Il ne me reste plus,

Si je veux écrire,

Qu’à vite attraper l’idée papillon.

 

Je le poursuis :

Il me joue des tours…

Il monte… descend… tourne.

S’arrête, se repose sur ma fleur.

Je le regarde fixement,

Et je pense :

Si je passe par ici…

Il va partir par là…

 

D’un geste rapide et violent

J’essaie de le capturer :

J’y parviens… mais hélas,

Je l’effraie…

Il perd toutes ses idées.

Alors ma fleur création s’ouvre

Et je récolte mes idées.

Antoine, 11 ans.

Extrait de « Poèmes d’enfants », Ed casterman

Cache-cache micro

Octobre 2000

 

Radio à l’école, une pédagogie de l’oral active

Cache-Cache Micro

Il y a quatorze ans naissait le projet « CACHE-CACHE MICRO ». Comme son nom l’indique, (ou pas d’ailleurs !), il s’agit d’une émission de radio préparée, conçue et réalisée par et pour les enfants.  Une présentation de Martin Wenz*.

 

·                Martin Wenz, membre du groupe Freinet 54 (Meurthe et Moselle), enseigne en classe unique dans un réseau d’écoles du Toulois : Charmes la Côte, Francheville, Moutrot et Villey le Sec.

 

 

Une plage horaire

réservée aux écoles

sur une radio associative  

Tous les jours, Radio Déclic, une radio associative sans publicité (et pas une radio scolaire..) prête ses ondes aux écoles. Tous les jours, à 13 heures 35, on peut brancher Radio-Déclic et entendre une classe raconter une histoire, parler d’un livre, relater une visite, présenter un débat, étudier un sujet... (encart pages II et III)

 

Le principe de l’interaction

Chaque vendredi, un débat est ouvert à tous ceux qui écoutent, en général à propos de l’émission du lundi. Les enfants téléphonent directement à la radio et donnent leur point de vue en direct. Enfin, un jeu, le Cherche-Cherche-Mieux, est proposé juste avant les émissions, il s’agit pour une classe de poser des questions aux auditeurs(tout est permis, du plus sérieux au plus farfelu). Ces derniers ont toute la semaine pour répondre par téléphone, fax, internet ou courrier. Les réponses sont données sur les ondes la semaine suivante.

 

L’oral, priorité de l’école primaire, ce n’est pas nouveau pour ces écoles !

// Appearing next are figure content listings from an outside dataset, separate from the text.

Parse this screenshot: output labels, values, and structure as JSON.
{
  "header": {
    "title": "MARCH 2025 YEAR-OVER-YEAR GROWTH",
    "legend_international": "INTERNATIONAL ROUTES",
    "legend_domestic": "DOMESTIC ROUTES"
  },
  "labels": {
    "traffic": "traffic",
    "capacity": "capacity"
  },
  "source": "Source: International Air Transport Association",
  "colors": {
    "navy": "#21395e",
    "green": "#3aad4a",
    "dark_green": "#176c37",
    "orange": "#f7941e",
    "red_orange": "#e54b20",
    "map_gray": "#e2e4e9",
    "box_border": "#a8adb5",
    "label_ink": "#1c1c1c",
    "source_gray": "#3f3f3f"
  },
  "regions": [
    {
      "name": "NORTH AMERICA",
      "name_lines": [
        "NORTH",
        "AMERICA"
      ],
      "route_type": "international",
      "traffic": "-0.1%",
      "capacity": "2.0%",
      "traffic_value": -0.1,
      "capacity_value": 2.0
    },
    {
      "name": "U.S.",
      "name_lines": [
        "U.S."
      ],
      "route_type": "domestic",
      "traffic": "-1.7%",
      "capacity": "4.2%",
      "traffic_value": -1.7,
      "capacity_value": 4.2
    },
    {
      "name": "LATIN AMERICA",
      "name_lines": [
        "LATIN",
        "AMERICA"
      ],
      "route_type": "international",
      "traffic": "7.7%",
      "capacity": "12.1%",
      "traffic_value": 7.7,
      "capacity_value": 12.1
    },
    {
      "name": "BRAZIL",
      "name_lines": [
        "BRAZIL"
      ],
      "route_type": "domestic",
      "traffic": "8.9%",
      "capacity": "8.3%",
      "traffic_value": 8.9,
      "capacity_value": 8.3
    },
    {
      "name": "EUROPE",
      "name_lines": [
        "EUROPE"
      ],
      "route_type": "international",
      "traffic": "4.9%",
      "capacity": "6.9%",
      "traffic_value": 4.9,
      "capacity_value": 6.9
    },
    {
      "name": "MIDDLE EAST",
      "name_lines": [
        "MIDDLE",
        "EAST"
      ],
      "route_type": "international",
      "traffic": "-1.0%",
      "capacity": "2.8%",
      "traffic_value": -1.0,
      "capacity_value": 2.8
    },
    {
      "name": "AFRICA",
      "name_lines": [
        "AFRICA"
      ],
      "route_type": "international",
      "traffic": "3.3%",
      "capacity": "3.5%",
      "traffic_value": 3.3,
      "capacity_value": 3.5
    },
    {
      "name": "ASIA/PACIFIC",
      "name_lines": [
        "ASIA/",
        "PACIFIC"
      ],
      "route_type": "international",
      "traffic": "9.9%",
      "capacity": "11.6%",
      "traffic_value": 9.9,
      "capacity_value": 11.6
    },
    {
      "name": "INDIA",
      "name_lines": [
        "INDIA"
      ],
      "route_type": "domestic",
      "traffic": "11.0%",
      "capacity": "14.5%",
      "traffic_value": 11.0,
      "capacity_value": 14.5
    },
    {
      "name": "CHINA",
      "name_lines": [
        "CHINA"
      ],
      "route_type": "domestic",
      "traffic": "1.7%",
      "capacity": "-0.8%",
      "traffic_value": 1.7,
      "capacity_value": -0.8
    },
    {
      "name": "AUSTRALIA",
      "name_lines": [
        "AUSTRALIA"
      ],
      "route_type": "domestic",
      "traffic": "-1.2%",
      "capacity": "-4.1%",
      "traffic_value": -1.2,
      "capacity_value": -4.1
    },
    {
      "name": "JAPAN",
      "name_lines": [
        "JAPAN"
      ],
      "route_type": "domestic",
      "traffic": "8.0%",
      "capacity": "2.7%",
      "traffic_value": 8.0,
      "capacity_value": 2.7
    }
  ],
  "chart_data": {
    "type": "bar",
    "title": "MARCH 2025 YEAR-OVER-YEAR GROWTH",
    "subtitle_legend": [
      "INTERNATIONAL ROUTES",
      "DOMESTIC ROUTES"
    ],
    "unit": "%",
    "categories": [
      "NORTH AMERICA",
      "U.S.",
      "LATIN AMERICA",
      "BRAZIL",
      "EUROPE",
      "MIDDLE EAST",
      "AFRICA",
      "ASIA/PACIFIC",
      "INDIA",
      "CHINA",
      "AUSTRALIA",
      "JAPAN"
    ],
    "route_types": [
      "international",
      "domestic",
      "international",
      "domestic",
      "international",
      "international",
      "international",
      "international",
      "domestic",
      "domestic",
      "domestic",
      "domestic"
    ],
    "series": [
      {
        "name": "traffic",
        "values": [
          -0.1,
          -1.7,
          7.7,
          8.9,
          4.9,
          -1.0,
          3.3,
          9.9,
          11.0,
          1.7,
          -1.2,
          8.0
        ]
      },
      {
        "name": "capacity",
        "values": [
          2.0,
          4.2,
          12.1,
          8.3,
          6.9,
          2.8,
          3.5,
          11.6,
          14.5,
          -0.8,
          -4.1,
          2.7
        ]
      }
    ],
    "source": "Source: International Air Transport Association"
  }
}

   Mettre en situation fonctionnelle d’apprentissage et de communication, rendre les enfants producteurs et critiques nous ont déterminé pour cette aventure radiophonique.

Certes, il y a bien d’autres moments et occasions pour développer l’oral dans la classe... mais, je ne pourrais qu’insister sur ce qui me semble spécifique à cette activité.

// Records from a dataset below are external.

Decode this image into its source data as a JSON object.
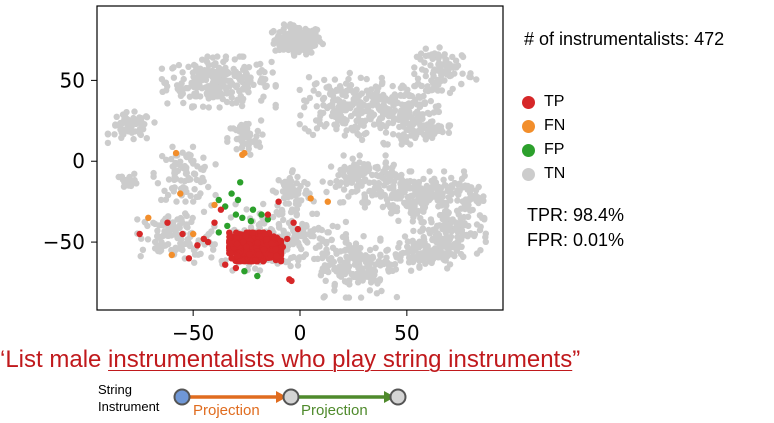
{
  "chart_data": {
    "type": "scatter",
    "title": "",
    "xlabel": "",
    "ylabel": "",
    "xlim": [
      -95,
      95
    ],
    "ylim": [
      -92,
      96
    ],
    "xticks": [
      -50,
      0,
      50
    ],
    "yticks": [
      -50,
      0,
      50
    ],
    "xtick_labels": [
      "−50",
      "0",
      "50"
    ],
    "ytick_labels": [
      "−50",
      "0",
      "50"
    ],
    "grid": false,
    "legend_position": "right",
    "series": [
      {
        "name": "TP",
        "color": "#d62728"
      },
      {
        "name": "FN",
        "color": "#f28e2b"
      },
      {
        "name": "FP",
        "color": "#2ca02c"
      },
      {
        "name": "TN",
        "color": "#cccccc"
      }
    ],
    "tn_clusters": [
      {
        "x": -1,
        "y": 75,
        "rx": 10,
        "ry": 8,
        "n": 140
      },
      {
        "x": -38,
        "y": 49,
        "rx": 22,
        "ry": 13,
        "n": 260
      },
      {
        "x": -79,
        "y": 21,
        "rx": 9,
        "ry": 8,
        "n": 60
      },
      {
        "x": -80,
        "y": -12,
        "rx": 4,
        "ry": 4,
        "n": 15
      },
      {
        "x": -54,
        "y": -8,
        "rx": 12,
        "ry": 14,
        "n": 90
      },
      {
        "x": -26,
        "y": 14,
        "rx": 7,
        "ry": 10,
        "n": 50
      },
      {
        "x": -3,
        "y": -20,
        "rx": 8,
        "ry": 14,
        "n": 70
      },
      {
        "x": 18,
        "y": 34,
        "rx": 15,
        "ry": 17,
        "n": 140
      },
      {
        "x": 46,
        "y": 31,
        "rx": 20,
        "ry": 17,
        "n": 200
      },
      {
        "x": 68,
        "y": 57,
        "rx": 12,
        "ry": 11,
        "n": 80
      },
      {
        "x": 30,
        "y": -11,
        "rx": 16,
        "ry": 12,
        "n": 120
      },
      {
        "x": 57,
        "y": -22,
        "rx": 22,
        "ry": 13,
        "n": 190
      },
      {
        "x": 70,
        "y": -43,
        "rx": 14,
        "ry": 12,
        "n": 110
      },
      {
        "x": 57,
        "y": -57,
        "rx": 16,
        "ry": 9,
        "n": 120
      },
      {
        "x": 26,
        "y": -65,
        "rx": 16,
        "ry": 16,
        "n": 150
      },
      {
        "x": -10,
        "y": -47,
        "rx": 26,
        "ry": 17,
        "n": 190
      },
      {
        "x": -58,
        "y": -47,
        "rx": 15,
        "ry": 13,
        "n": 110
      },
      {
        "x": 79,
        "y": -22,
        "rx": 6,
        "ry": 7,
        "n": 30
      },
      {
        "x": 60,
        "y": 19,
        "rx": 8,
        "ry": 6,
        "n": 40
      }
    ],
    "tp_points": [
      {
        "x": -52,
        "y": -60
      },
      {
        "x": -55,
        "y": -45
      },
      {
        "x": -48,
        "y": -52
      },
      {
        "x": -40,
        "y": -38
      },
      {
        "x": -43,
        "y": -50
      },
      {
        "x": -37,
        "y": -30
      },
      {
        "x": -10,
        "y": -25
      },
      {
        "x": -3,
        "y": -38
      },
      {
        "x": -1,
        "y": -42
      },
      {
        "x": -6,
        "y": -48
      },
      {
        "x": -8,
        "y": -53
      },
      {
        "x": -5,
        "y": -73
      },
      {
        "x": -4,
        "y": -74
      },
      {
        "x": -32,
        "y": -60
      },
      {
        "x": -35,
        "y": -64
      },
      {
        "x": -30,
        "y": -66
      },
      {
        "x": -75,
        "y": -45
      },
      {
        "x": -62,
        "y": -38
      },
      {
        "x": -45,
        "y": -48
      },
      {
        "x": -15,
        "y": -33
      }
    ],
    "tp_cluster": {
      "x": -21,
      "y": -53,
      "rx": 11,
      "ry": 8,
      "n": 520
    },
    "fn_points": [
      {
        "x": -71,
        "y": -35
      },
      {
        "x": -56,
        "y": -20
      },
      {
        "x": -50,
        "y": -45
      },
      {
        "x": -45,
        "y": -48
      },
      {
        "x": -40,
        "y": -27
      },
      {
        "x": -27,
        "y": 4
      },
      {
        "x": -26,
        "y": 5
      },
      {
        "x": 5,
        "y": -23
      },
      {
        "x": 13,
        "y": -25
      },
      {
        "x": -58,
        "y": 5
      },
      {
        "x": -60,
        "y": -58
      }
    ],
    "fp_points": [
      {
        "x": -32,
        "y": -20
      },
      {
        "x": -35,
        "y": -28
      },
      {
        "x": -30,
        "y": -33
      },
      {
        "x": -22,
        "y": -30
      },
      {
        "x": -18,
        "y": -33
      },
      {
        "x": -27,
        "y": -35
      },
      {
        "x": -38,
        "y": -44
      },
      {
        "x": -34,
        "y": -40
      },
      {
        "x": -26,
        "y": -68
      },
      {
        "x": -20,
        "y": -71
      },
      {
        "x": -29,
        "y": -24
      },
      {
        "x": -15,
        "y": -36
      },
      {
        "x": -23,
        "y": -37
      },
      {
        "x": -28,
        "y": -13
      },
      {
        "x": -38,
        "y": -24
      }
    ]
  },
  "stats": {
    "count_label": "# of instrumentalists: 472",
    "tpr_label": "TPR: 98.4%",
    "fpr_label": "FPR: 0.01%"
  },
  "legend": {
    "items": [
      {
        "label": "TP",
        "color": "#d62728"
      },
      {
        "label": "FN",
        "color": "#f28e2b"
      },
      {
        "label": "FP",
        "color": "#2ca02c"
      },
      {
        "label": "TN",
        "color": "#cccccc"
      }
    ]
  },
  "query": {
    "prefix": "‘List male ",
    "underlined": "instrumentalists who play string instruments",
    "suffix": "”"
  },
  "flow": {
    "start_label_line1": "String",
    "start_label_line2": "Instrument",
    "projection1": "Projection",
    "projection2": "Projection",
    "projection1_color": "#e06c1f",
    "projection2_color": "#4f8a2c",
    "start_node_color": "#6f97d6",
    "node_color": "#d4d4d4"
  }
}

 Imaginez que les enfants qui produisent ces émissions en écoutent aussi et sont étonnamment capables de formuler des critères de « réussite » d’une émission. Chaque écoute doit correspondre à une parole et chaque parole à une écoute. Le produit fini que représente l’émission produite renvoie aux enfants la possibilité de percevoir leurs capacités à accomplir une tâche, et d’aller jusqu’au bout d’un projet.

 

Coopérer pour réaliser un projet

Imaginez les enfants accepter, décider de redire et encore redire pour que le résultat soit impeccable.... C’est aussi solliciter l’interaction ponctuelle ou continue de certaines classes ou écoles entre elles (projets communs, recherche d’information que telle ou telle autre école peut fournir.... Et aussi permettre aux parents de partager un petit moment de classe avec leurs enfants (notamment grâce au rediffusions du soir et du samedi).

 

 

Travailler l’oral ?  

Alors, un travail oral comme un autre ? Non, pas tout à fait :

· un plus un peu magique côté motivation... (c’est chouette, la technique...) ;

· un plus coté dimension (combien de classes nous ont écouté ?...) ;

· un plus côté mémoire... (on garde de la parole... pas courant.)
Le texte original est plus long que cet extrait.